The Risk Of Using Outdated Android Versions For Work
A recent Lookout report states that only 0.08% of the Android devices used by US government employees run on the latest version. Almost a quarter of government employees run on Android 8 (the 2017 version), which has at least 636 known vulnerabilities. Naturally, this exposes them to app threats, phishing scams, and other device and network threats. With the pandemic on, the risks from such attacks increased further as more and more people began working from home and on their mobiles.

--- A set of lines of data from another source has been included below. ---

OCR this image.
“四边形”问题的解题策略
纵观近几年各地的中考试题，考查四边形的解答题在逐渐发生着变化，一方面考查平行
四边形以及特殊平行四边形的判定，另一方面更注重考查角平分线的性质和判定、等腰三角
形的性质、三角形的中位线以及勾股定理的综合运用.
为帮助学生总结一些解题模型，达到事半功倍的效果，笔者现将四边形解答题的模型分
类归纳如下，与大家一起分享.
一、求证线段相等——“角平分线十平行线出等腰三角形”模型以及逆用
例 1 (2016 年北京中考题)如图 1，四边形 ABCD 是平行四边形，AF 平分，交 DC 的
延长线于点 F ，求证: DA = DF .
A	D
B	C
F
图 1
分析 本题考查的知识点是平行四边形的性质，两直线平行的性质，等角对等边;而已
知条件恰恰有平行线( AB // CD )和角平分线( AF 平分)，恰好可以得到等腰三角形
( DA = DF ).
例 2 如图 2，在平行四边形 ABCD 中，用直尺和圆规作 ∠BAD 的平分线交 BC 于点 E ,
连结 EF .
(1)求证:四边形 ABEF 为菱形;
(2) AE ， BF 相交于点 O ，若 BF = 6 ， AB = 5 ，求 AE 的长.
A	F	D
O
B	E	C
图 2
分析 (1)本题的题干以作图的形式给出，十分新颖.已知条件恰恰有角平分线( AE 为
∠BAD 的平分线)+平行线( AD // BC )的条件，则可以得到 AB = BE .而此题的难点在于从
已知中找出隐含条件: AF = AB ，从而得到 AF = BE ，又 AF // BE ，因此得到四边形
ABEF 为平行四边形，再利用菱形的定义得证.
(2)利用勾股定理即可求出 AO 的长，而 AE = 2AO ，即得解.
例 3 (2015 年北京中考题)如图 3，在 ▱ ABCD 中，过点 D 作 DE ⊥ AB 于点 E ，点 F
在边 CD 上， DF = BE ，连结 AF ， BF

The report revealed that iOS users are comparatively less prone to attacks because of the increased adoption of the latest updates. Federally managed devices (2.66%) generally show a low vulnerability to attacks than unmanaged devices (16.62%). The same is valid for local or state-managed devices (6.18%) and unmanaged devices (11.02%). The study also revealed that vulnerability to attacks was more for BYOD (Bring Your Own Devices) employees even if the number of unmanaged devices was less.
Workers are advised to update their mobile systems regularly and get patches as soon as they are released. The organizations must have an approved device list for BYOD devices to enhance the implementation of cybersecurity tools. Further, they must train employees to identify phishing attacks adequately!
Mindmaster Behind The 2020 Twitter Attack Gets Sentenced
The US Department of Justice has finally sentenced the juvenile cybercriminal who took Twitter by storm in July last year with the hack of several verified Twitter accounts, including that of Elon Musk, Bill Gates, and former President Obama. Eighteen-year-old Graham Clark will have three years of probation after serving time in a juvenile facility.
The Florida Department of Law Enforcement (FDLE) found him guilty of using several social engineering and hacking tactics to access the Twitter employee and user accounts and post the bitcoin scam, which raised funds over $117,000 from ordinary citizens. The judgment serves as a lesson for cybercriminals to take cybersecurity seriously or be ready to face the consequences.
Chinese Hacker Group APT31 Responsible For Attack On Finnish Parliament
The Finnish Parliament’s principal attack that took place last year has been linked back to the Chinese state hacker group APT31 (Zirconium or Judgment Panda). The attack had compromised some parliament email accounts (belonging to MPs).
Investigations by the Parliament’s security team, the Finnish National Bureau of Investigation (NBI), the Security Police, and the Central Criminal Police traced the attack as an APT31 operation. The hacker group has been involved in similar espionage and cybersecurity incidents in the past. The authorities have withheld further information on the incident until the completion of investigations.